The Swiss pharmaceutical company
posted a net profit of 8.53 billion Swiss francs ($8.78 billion) compared with CHF7.80 billion a year earlier on sales that rose to CHF32.29 billion from CHF30.71 billion.
Analysts were expecting sales to rise to CHF31.95 billion, according to a company-compiled consensus.
Operating profit rose to CHF11.54 billion from CHF10.08 billion.
Sales at the company’s pharmaceuticals division rose 3% to CHF22.35 billion, from CHF21.67 billion.
The diagnostics division recorded CHF9.95 billion in sales, up 11% from CHF9.04 billion.

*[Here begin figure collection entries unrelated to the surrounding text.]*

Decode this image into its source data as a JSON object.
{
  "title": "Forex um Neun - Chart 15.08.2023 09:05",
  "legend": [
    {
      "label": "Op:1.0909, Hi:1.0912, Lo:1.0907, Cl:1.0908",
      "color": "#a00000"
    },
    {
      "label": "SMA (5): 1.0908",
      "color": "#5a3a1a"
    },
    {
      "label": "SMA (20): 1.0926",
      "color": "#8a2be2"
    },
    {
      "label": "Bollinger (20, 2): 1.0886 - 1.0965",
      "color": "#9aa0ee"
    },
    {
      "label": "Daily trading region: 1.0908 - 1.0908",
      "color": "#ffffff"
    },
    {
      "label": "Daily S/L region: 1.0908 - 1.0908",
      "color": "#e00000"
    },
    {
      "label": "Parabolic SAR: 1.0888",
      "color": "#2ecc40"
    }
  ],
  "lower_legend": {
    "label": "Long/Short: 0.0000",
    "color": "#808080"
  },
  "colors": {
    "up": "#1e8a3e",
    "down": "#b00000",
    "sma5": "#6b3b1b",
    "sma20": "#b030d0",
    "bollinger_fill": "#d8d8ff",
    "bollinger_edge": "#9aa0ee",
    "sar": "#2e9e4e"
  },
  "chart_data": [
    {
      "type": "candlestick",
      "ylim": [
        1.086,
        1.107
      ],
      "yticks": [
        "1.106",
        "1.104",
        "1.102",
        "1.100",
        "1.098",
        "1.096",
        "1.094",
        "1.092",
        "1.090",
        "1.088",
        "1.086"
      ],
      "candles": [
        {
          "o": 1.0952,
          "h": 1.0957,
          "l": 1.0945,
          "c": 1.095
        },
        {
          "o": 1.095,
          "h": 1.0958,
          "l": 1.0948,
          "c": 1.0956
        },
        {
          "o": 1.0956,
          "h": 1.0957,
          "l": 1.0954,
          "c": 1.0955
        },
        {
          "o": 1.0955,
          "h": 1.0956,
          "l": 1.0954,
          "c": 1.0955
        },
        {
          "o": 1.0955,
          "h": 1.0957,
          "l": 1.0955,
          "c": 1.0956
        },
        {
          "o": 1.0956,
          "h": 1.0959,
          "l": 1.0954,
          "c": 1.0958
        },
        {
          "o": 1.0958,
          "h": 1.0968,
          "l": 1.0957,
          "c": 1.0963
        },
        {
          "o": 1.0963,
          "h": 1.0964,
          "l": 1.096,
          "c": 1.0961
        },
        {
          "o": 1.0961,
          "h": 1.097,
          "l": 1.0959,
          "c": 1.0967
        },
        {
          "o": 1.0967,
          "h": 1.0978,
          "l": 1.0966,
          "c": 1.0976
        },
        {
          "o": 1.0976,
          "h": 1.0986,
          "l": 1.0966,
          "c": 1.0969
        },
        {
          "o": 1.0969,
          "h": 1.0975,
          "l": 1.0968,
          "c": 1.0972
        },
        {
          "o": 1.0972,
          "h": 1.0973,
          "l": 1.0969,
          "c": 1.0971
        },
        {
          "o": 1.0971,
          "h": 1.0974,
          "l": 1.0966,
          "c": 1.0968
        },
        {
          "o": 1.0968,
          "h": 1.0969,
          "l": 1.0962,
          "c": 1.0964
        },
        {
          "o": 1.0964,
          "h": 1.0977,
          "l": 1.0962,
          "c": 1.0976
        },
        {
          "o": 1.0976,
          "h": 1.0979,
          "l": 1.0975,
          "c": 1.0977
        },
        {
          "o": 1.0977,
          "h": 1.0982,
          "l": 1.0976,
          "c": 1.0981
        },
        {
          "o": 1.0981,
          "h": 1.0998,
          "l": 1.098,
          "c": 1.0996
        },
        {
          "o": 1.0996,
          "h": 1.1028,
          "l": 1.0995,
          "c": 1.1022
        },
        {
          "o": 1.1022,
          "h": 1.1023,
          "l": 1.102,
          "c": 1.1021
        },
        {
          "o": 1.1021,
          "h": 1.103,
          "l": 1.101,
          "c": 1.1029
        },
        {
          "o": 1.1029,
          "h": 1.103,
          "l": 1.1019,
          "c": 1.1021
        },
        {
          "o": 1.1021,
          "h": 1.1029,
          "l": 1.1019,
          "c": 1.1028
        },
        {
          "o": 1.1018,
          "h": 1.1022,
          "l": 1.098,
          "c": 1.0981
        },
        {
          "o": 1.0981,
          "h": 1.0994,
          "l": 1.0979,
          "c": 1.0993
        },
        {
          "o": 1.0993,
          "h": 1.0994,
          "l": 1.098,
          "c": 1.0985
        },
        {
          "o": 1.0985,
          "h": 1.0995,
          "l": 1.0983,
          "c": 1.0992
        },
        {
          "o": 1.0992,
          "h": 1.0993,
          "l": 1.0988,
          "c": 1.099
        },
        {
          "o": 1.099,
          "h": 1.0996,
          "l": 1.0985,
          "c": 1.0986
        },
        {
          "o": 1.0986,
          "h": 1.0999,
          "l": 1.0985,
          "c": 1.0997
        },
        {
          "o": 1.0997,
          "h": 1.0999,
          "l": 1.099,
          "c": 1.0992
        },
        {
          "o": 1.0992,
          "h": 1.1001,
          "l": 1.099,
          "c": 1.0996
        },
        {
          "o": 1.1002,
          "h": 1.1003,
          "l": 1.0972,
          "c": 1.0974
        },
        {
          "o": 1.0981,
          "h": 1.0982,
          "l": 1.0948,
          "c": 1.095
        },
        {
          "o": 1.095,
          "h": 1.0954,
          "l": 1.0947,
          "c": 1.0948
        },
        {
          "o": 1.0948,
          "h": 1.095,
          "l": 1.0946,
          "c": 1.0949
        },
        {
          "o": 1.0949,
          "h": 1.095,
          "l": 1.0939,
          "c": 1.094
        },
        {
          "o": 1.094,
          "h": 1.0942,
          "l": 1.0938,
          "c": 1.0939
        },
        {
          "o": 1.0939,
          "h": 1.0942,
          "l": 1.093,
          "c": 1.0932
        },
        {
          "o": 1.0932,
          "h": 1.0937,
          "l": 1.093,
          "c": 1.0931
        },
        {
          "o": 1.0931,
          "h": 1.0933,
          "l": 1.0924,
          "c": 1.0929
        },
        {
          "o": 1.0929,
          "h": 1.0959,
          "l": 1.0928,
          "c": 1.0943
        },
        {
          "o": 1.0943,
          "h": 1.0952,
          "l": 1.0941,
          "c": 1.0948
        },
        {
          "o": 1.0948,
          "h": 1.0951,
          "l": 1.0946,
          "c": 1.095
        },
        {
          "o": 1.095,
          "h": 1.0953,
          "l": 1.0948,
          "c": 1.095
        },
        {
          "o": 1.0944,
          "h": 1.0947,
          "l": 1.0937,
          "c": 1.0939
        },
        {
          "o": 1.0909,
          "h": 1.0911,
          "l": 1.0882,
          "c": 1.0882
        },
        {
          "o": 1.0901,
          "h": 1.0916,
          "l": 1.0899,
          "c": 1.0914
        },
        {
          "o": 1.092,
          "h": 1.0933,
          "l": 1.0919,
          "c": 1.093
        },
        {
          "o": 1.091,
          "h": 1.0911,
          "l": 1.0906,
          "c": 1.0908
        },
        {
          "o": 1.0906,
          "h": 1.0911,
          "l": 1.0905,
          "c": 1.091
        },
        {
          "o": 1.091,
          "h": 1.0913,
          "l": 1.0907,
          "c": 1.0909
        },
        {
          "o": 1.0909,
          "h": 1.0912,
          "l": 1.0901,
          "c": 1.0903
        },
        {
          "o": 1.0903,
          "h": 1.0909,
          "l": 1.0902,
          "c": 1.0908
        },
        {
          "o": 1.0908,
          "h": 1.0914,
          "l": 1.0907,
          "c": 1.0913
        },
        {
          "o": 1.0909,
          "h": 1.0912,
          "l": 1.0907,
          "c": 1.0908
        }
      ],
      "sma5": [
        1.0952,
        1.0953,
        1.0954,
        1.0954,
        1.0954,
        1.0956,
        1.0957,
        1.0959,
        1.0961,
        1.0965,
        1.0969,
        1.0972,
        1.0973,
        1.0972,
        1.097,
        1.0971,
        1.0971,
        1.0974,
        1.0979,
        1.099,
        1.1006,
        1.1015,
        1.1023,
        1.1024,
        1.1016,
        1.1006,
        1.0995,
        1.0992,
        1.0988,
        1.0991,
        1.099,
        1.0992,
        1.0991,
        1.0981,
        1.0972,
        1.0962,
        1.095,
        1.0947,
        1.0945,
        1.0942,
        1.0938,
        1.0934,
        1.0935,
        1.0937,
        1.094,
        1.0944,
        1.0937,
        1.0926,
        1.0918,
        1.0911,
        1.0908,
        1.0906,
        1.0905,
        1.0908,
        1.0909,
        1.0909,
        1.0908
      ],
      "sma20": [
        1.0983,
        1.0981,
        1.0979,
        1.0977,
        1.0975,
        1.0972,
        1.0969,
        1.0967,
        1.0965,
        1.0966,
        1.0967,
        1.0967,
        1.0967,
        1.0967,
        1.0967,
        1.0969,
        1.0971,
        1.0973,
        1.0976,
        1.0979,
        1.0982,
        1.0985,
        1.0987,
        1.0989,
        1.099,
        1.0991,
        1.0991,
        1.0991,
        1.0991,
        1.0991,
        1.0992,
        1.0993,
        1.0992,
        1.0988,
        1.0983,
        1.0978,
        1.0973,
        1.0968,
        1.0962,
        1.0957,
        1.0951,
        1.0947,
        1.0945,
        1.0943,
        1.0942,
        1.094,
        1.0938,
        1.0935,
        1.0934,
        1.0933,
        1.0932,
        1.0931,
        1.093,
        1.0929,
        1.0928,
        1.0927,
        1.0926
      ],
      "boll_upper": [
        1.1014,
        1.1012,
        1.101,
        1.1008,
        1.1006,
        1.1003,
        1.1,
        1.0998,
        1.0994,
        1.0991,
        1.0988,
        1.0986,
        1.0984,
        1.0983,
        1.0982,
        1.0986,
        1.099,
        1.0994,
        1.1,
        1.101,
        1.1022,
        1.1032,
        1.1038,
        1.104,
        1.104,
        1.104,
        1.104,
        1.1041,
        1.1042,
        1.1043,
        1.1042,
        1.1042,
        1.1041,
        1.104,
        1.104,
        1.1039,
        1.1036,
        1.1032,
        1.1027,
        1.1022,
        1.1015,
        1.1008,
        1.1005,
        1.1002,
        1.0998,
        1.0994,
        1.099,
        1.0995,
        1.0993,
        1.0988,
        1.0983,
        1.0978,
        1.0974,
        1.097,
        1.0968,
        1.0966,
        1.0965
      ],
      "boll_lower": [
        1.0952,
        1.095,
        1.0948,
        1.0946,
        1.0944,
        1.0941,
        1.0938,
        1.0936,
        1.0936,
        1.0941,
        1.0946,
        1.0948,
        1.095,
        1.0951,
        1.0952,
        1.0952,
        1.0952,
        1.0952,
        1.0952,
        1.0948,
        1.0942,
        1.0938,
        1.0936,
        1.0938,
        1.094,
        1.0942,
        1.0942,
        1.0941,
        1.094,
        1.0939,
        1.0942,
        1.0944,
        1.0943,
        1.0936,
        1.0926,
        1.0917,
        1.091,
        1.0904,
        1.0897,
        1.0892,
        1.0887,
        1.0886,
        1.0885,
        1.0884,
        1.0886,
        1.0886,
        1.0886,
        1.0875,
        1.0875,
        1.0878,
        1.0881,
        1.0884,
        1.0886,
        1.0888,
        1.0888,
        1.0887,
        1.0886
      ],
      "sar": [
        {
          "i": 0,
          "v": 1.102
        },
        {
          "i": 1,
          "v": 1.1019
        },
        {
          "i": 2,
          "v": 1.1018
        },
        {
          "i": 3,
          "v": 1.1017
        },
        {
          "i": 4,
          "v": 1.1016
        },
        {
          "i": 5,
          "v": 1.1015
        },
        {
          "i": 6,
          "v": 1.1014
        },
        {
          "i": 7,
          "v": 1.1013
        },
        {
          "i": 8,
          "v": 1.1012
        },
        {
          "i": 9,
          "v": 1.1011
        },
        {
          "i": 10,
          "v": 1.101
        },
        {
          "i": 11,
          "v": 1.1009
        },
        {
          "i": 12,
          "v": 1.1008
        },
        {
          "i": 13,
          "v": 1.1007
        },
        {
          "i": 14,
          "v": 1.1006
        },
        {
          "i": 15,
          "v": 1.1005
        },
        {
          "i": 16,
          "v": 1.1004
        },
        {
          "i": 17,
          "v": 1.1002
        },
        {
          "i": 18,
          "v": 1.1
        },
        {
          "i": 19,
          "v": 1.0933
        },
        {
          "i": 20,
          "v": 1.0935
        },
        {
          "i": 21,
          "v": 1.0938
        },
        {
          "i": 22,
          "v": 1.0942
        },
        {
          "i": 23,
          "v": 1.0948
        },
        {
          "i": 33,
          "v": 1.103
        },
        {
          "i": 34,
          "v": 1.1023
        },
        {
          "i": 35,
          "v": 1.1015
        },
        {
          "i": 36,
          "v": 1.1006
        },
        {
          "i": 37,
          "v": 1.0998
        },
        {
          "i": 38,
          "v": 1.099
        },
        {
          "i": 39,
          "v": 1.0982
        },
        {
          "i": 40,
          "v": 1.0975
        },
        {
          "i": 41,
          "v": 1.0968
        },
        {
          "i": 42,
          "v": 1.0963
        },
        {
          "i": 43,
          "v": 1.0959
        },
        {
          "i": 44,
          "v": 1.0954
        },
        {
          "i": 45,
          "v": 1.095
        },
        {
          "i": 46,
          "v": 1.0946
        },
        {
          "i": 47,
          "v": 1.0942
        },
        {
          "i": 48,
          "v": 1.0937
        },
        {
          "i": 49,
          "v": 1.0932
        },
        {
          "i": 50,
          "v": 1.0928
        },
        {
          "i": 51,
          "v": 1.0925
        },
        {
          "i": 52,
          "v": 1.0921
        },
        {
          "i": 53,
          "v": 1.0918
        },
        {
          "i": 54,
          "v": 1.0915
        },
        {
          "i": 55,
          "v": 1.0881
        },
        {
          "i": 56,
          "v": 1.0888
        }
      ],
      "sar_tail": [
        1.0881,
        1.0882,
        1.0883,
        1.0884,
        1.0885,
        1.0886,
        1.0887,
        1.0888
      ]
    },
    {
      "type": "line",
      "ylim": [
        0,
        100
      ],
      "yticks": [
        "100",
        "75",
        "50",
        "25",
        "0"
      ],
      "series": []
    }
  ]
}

“We achieved good results in the first half of the year, thanks to the continued strong demand for our diagnostics base business and our new medicines to treat hemophilia, cancer and neurological disorders,” chief executive officer Severing Schwan said. “Thanks to the ongoing renewal of our portfolio, we continue to grow despite biosimilars, whose impact declined further as expected.”
The company backed its outlook for 2022. Roche expects sales to be stable or grow in the low-single digits, while core earnings per share should grow in the low- to mid-single digit range at constant exchange rates.